Identity in software design
Uniqueness, sameness, relative identity, and sortals offer a clearer mental model for guiding the design decisions involved.
Software designers frequently face the challenge of maintaining the identity of software entities over time, and I've always been looking for a mental model to guide the design decisions involved. Despite how common this challenge is, I've yet to find a thorough discussion on the topic, even after reading several software design books.
Recently, I found some intriguing insights by looking into the etymology of identity and the philosophical debates around it.
The word stems from the Latin identitas, meaning sameness or the quality of being identical. Over time, its meaning evolved through Medieval Latin, Old French, and English to include uniqueness.
Identity is about defining uniqueness and sameness.
Philosophical debates about identity have been ongoing since ancient times, with more structured discussions emerging in the early modern period. In the 20th century, these debates shifted from the concept of absolute identity to relative identity, offering new perspectives that resonate with software design.
In 1967, philosopher Peter Geach introduced the concept of relative identity, suggesting that identity depends on the type of thing being compared. In other words, two entities can be identical in one way but different in another.
This idea is particularly useful in software design, where we often ask: a is the same what as b? The key is determining the what on which the identity is based, referred to by Geach as the Sortal.
Identity in software design is relative, based on a specific criterion or Sortal that determines both uniqueness and sameness.
Sortals act as labels for types of software entities and predicates for determining identity.
Different types of software entities have their Sortals:
For reference types, the Sortal is the memory location, with uniqueness defined by a distinct memory address and sameness by reference equality.
For value types, the Sortal is the content, with uniqueness defined by the content itself and sameness by value equality.

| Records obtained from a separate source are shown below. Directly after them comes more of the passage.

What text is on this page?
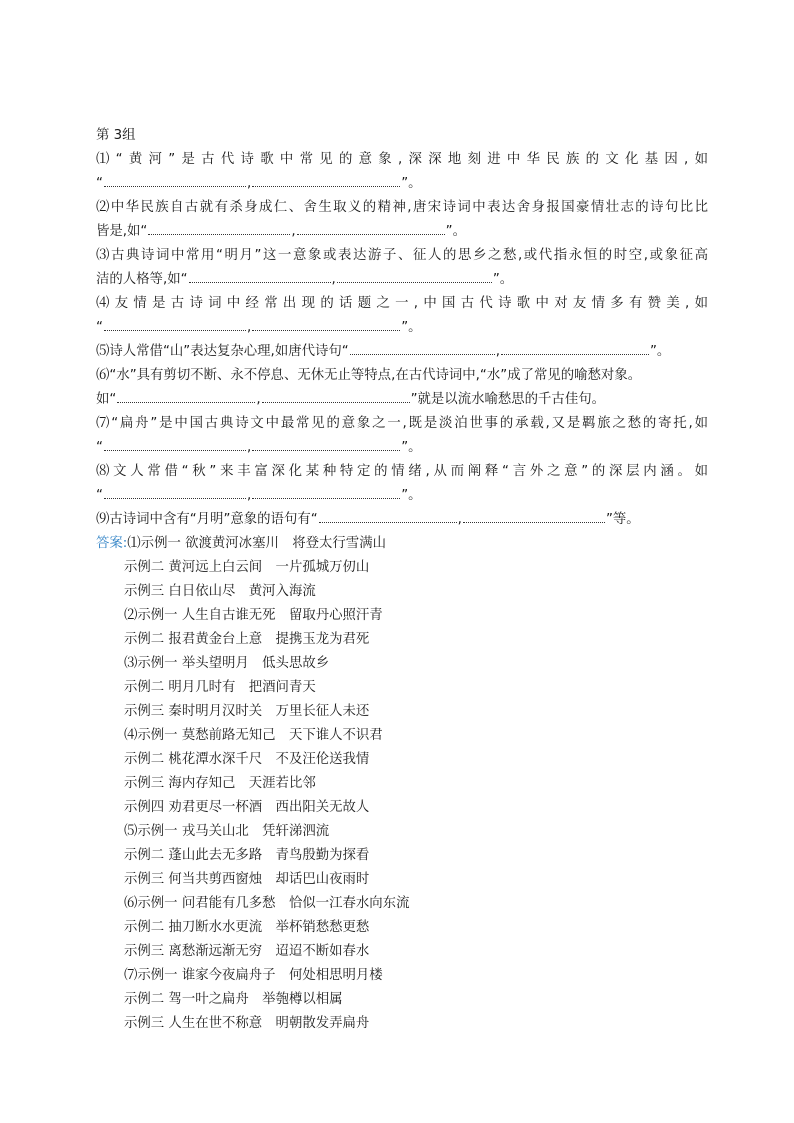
第 3组

⑴“黄河”是古代诗歌中常见的意象,深深地刻进中华民族的文化基因,如

“	,	”。

⑵中华民族自古就有杀身成仁、舍生取义的精神,唐宋诗词中表达舍身报国豪情壮志的诗句比比

皆是,如“	,	”。

⑶古典诗词中常用“明月”这一意象或表达游子、征人的思乡之愁,或代指永恒的时空,或象征高

洁的人格等,如“	,	”。

⑷友情是古诗词中经常出现的话题之一,中国古代诗歌中对友情多有赞美,如

“	,	”。

⑸诗人常借“山”表达复杂心理,如唐代诗句“	,	”。

⑹“水”具有剪切不断、永不停息、无休无止等特点,在古代诗词中,“水”成了常见的喻愁对象。

如“	,	”就是以流水喻愁思的千古佳句。

⑺“扁舟”是中国古典诗文中最常见的意象之一,既是淡泊世事的承载,又是羁旅之愁的寄托,如

“	,	”。

⑻文人常借“秋”来丰富深化某种特定的情绪,从而阐释“言外之意”的深层内涵。如

“	,	”。

⑼古诗词中含有“月明”意象的语句有“	,	”等。

答案:⑴示例一 欲渡黄河冰塞川　将登太行雪满山

示例二 黄河远上白云间　一片孤城万仞山

示例三 白日依山尽　黄河入海流

⑵示例一 人生自古谁无死　留取丹心照汗青

示例二 报君黄金台上意　提携玉龙为君死

⑶示例一 举头望明月　低头思故乡

示例二 明月几时有　把酒问青天

示例三 秦时明月汉时关　万里长征人未还

⑷示例一 莫愁前路无知己　天下谁人不识君

示例二 桃花潭水深千尺　不及汪伦送我情

示例三 海内存知己　天涯若比邻

示例四 劝君更尽一杯酒　西出阳关无故人

⑸示例一 戎马关山北　凭轩涕泗流

示例二 蓬山此去无多路　青鸟殷勤为探看

示例三 何当共剪西窗烛　却话巴山夜雨时

⑹示例一 问君能有几多愁　恰似一江春水向东流

示例二 抽刀断水水更流　举杯销愁愁更愁

示例三 离愁渐远渐无穷　迢迢不断如春水

⑺示例一 谁家今夜扁舟子　何处相思明月楼

示例二 驾一叶之扁舟　举匏樽以相属

示例三 人生在世不称意　明朝散发弄扁舟
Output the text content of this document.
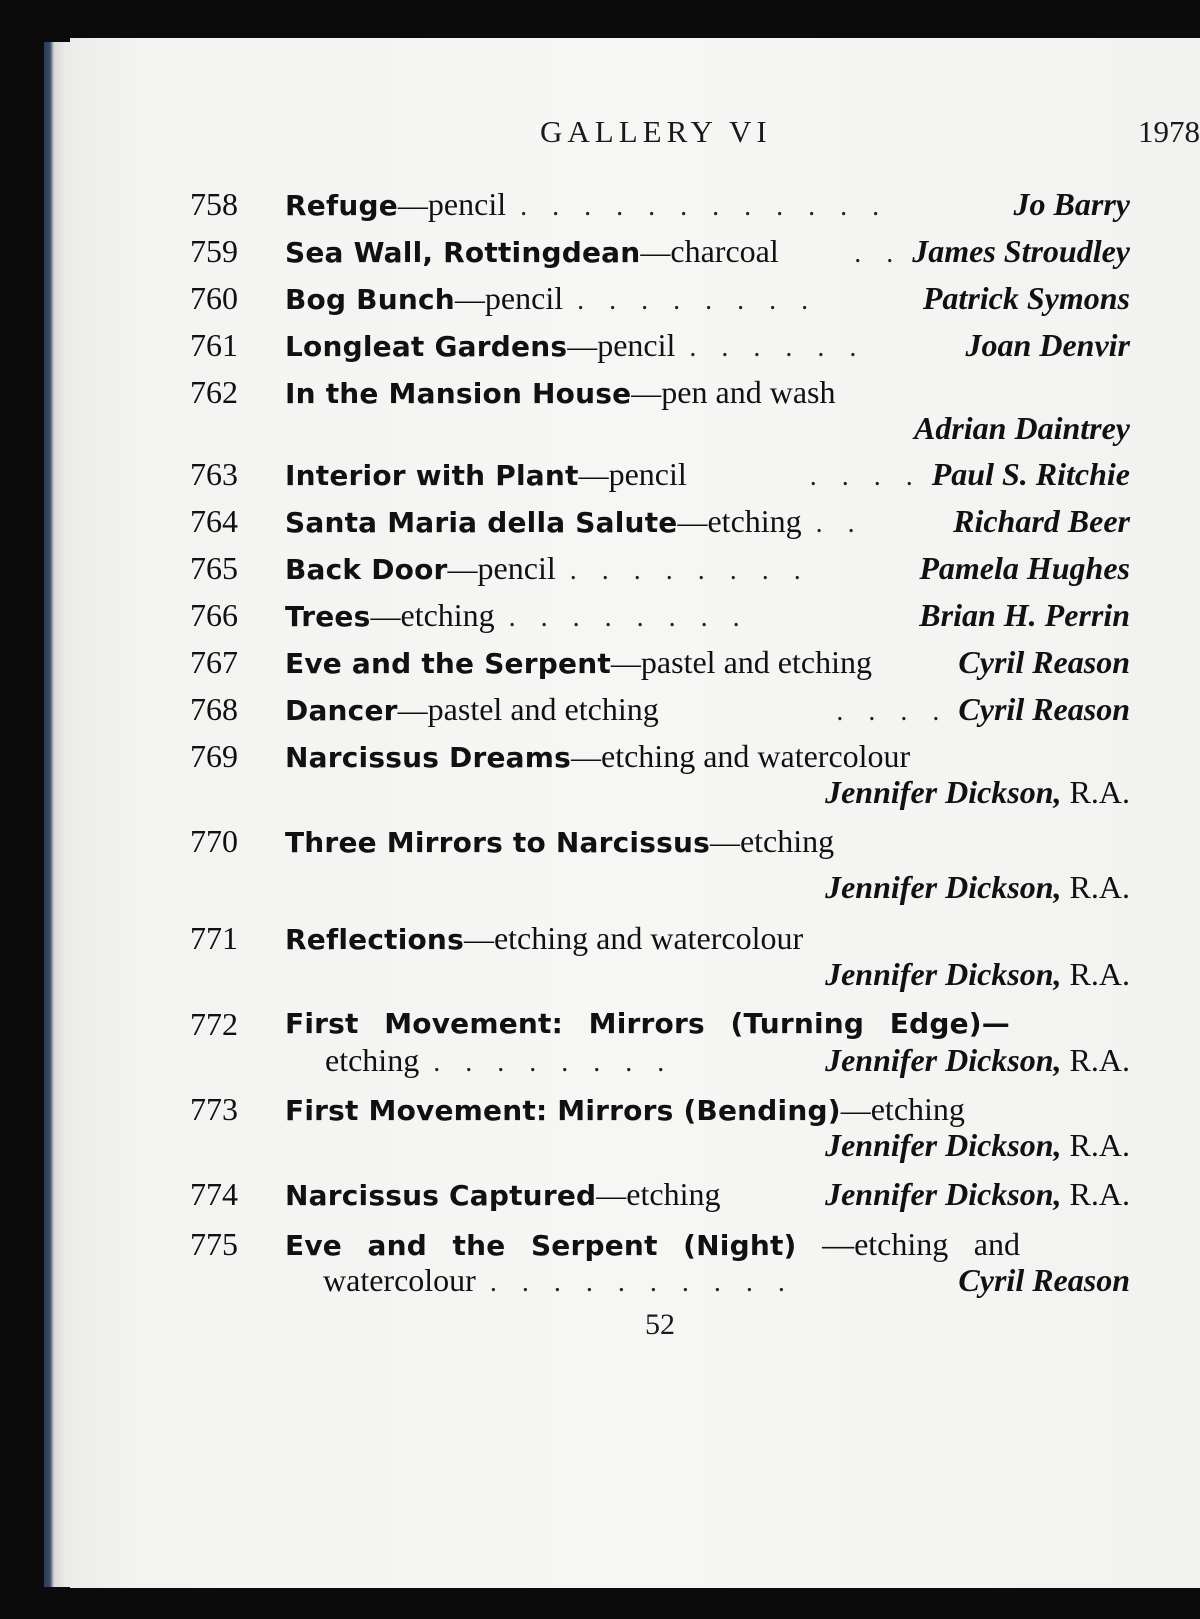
GALLERY VI	1978
758	Refuge — pencil . . . . . . . . . . . .	Jo Barry
759	Sea Wall, Rottingdean — charcoal	. . James Stroudley
760	Bog Bunch — pencil . . . . . . . .	Patrick Symons
761	Longleat Gardens — pencil . . . . . .	Joan Denvir
762	In the Mansion House — pen and wash
Adrian Daintrey
763	Interior with Plant — pencil	. . . . Paul S. Ritchie
764	Santa Maria della Salute — etching . .	Richard Beer
765	Back Door — pencil . . . . . . . .	Pamela Hughes
766	Trees — etching . . . . . . . .	Brian H. Perrin
767	Eve and the Serpent — pastel and etching	Cyril Reason
768	Dancer — pastel and etching	. . . . Cyril Reason
769	Narcissus Dreams — etching and watercolour
Jennifer Dickson, R.A.
770	Three Mirrors to Narcissus — etching
Jennifer Dickson, R.A.
771	Reflections — etching and watercolour
Jennifer Dickson, R.A.
772	First Movement: Mirrors (Turning Edge)—
etching . . . . . . . .	Jennifer Dickson, R.A.
773	First Movement: Mirrors (Bending) — etching
Jennifer Dickson, R.A.
774	Narcissus Captured — etching	Jennifer Dickson, R.A.
775	Eve and the Serpent (Night) —etching and
watercolour . . . . . . . . . .	Cyril Reason
52
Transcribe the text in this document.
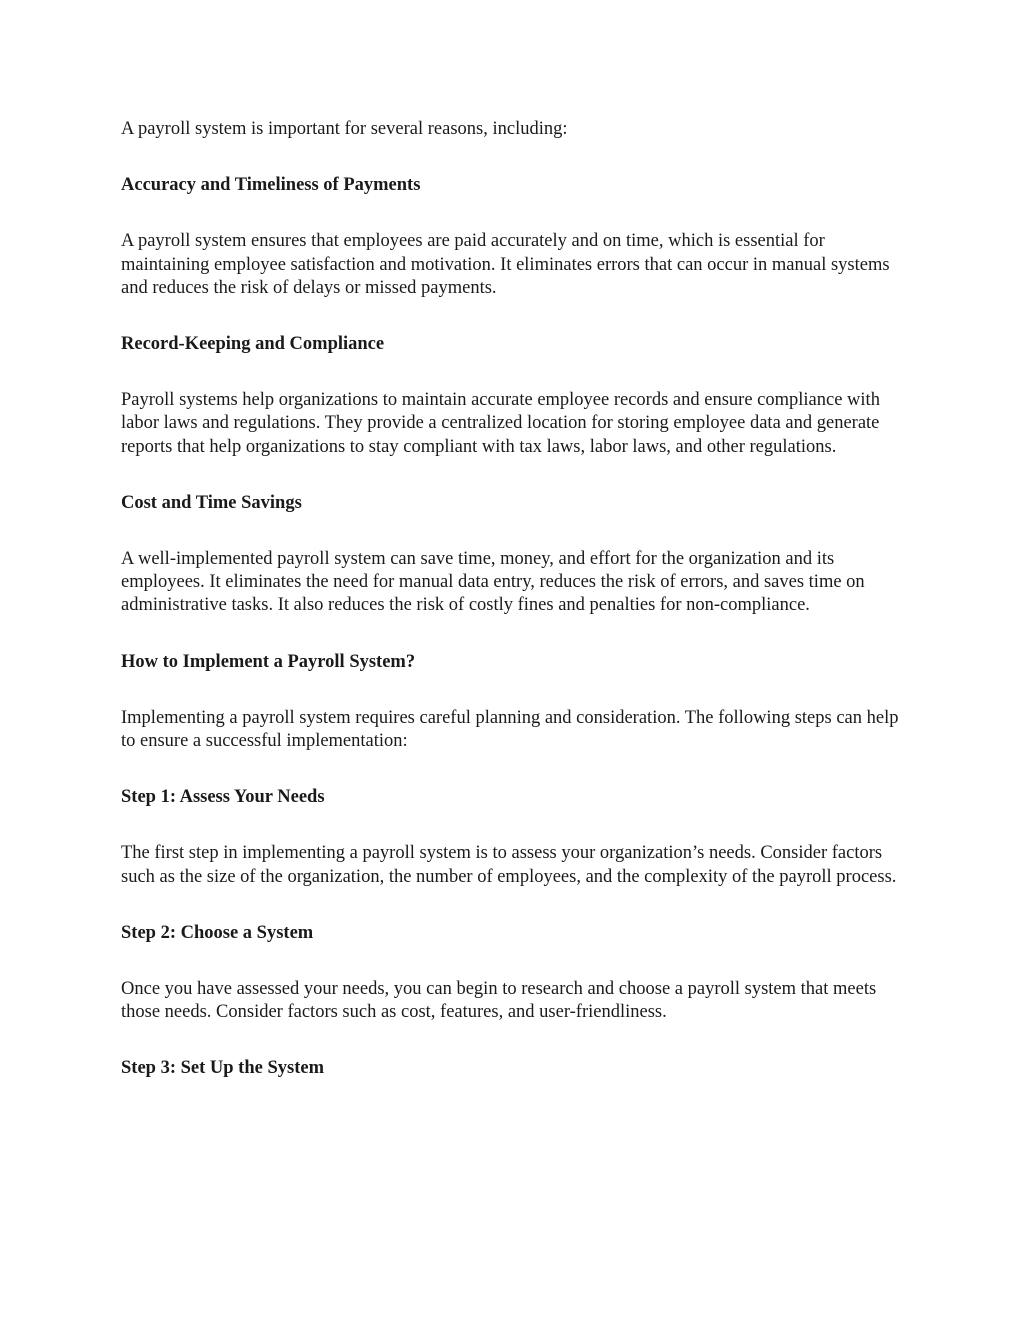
A payroll system is important for several reasons, including:

Accuracy and Timeliness of Payments

A payroll system ensures that employees are paid accurately and on time, which is essential for maintaining employee satisfaction and motivation. It eliminates errors that can occur in manual systems and reduces the risk of delays or missed payments.

Record-Keeping and Compliance

Payroll systems help organizations to maintain accurate employee records and ensure compliance with labor laws and regulations. They provide a centralized location for storing employee data and generate reports that help organizations to stay compliant with tax laws, labor laws, and other regulations.

Cost and Time Savings

A well-implemented payroll system can save time, money, and effort for the organization and its employees. It eliminates the need for manual data entry, reduces the risk of errors, and saves time on administrative tasks. It also reduces the risk of costly fines and penalties for non-compliance.

How to Implement a Payroll System?

Implementing a payroll system requires careful planning and consideration. The following steps can help to ensure a successful implementation:

Step 1: Assess Your Needs

The first step in implementing a payroll system is to assess your organization’s needs. Consider factors such as the size of the organization, the number of employees, and the complexity of the payroll process.

Step 2: Choose a System

Once you have assessed your needs, you can begin to research and choose a payroll system that meets those needs. Consider factors such as cost, features, and user-friendliness.

Step 3: Set Up the System
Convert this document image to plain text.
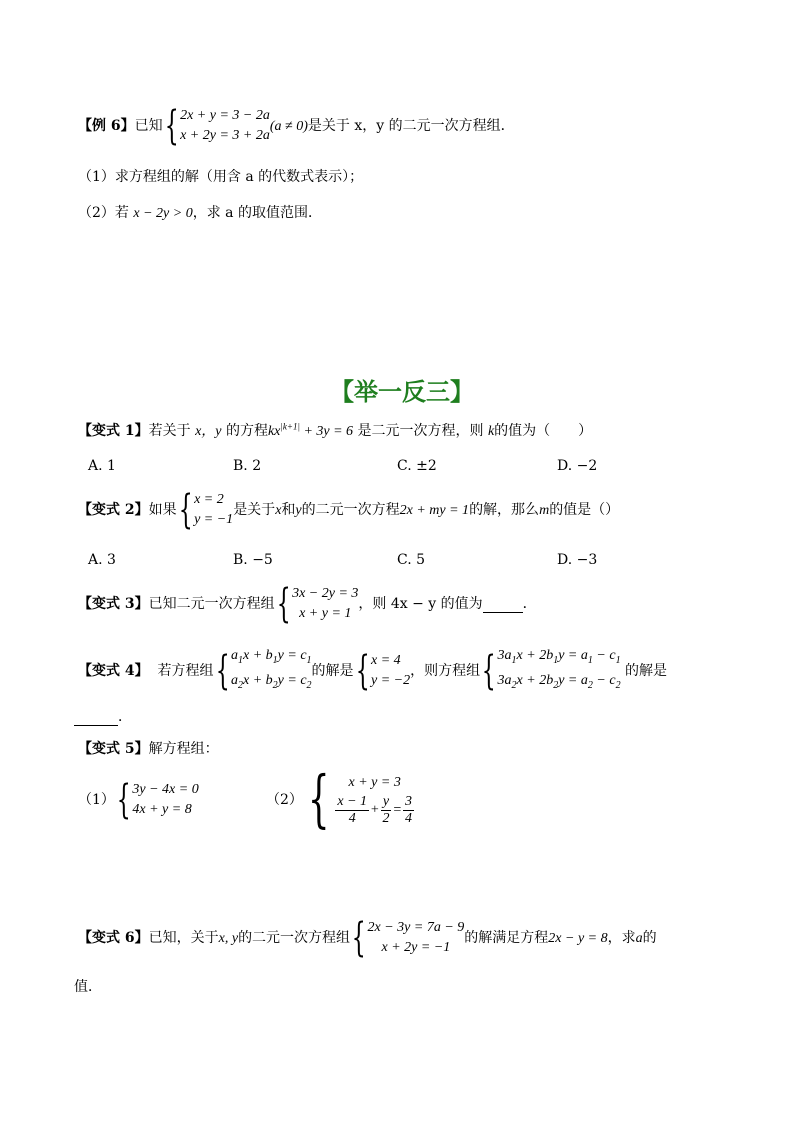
【例 6】已知 { 2x + y = 3 − 2a
x + 2y = 3 + 2a
(a ≠ 0)是关于 x，y 的二元一次方程组．
（1）求方程组的解（用含 a 的代数式表示）；
（2）若 x − 2y > 0，求 a 的取值范围．
【举一反三】
【变式 1】若关于 x，y 的方程$kx^{|k+1|} + 3y = 6$ 是二元一次方程，则 k的值为（　　）
A. 1	B. 2	C. ±2	D. −2
【变式 2】如果 { x = 2
y = −1
是关于x和y的二元一次方程2x + my = 1的解，那么m的值是（）
A. 3	B. −5	C. 5	D. −3
【变式 3】已知二元一次方程组 { 3x − 2y = 3
x + y = 1
，则 4x − y 的值为	．
【变式 4】 若方程组 { $a_1x + b_1y = c_1$
$a_2x + b_2y = c_2$
的解是 { x = 4
y = −2
，则方程组 { $3a_1x + 2b_1y = a_1 - c_1$
$3a_2x + 2b_2y = a_2 - c_2$
的解是
．
【变式 5】解方程组：
（1） { 3y − 4x = 0
4x + y = 8
（2） { x + y = 3
$\frac{x - 1}{4} + \frac{y}{2} = \frac{3}{4}$
【变式 6】已知，关于x, y的二元一次方程组 { 2x − 3y = 7a − 9
x + 2y = −1
的解满足方程2x − y = 8，求a的
值．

Examples include primitives, structs, and Value Objects.
For entity types, the Sortal is the unique identifier, with uniqueness defined by the identifier itself and sameness by the value equality of those identifiers. Example includes Reference Objects or Entities.
For behavior types, the Sortal is behavior, with uniqueness defined by interfaces, protocols, and contracts, and sameness by the consistent fulfillment of those contracts.
These distinct types serve different roles in software design. Reference types are crucial for system-level concerns like memory management, concurrency, and polymorphism. Value, entity, and behavior types help developers model domains. Entity types are suited for mutable concepts, value types for immutables, and behavior types for defining contracts that enable polymorphism and decoupling.
By framing identity in terms of uniqueness and sameness, and applying the ideas of relative identity and Sortal, we gain a clearer mental model to guide our design decisions in maintaining software entity identity over time. This approach also helps clarify design patterns like Value Objects and Entities in Domain-Driven Design (DDD), making the learning curve a little less steep.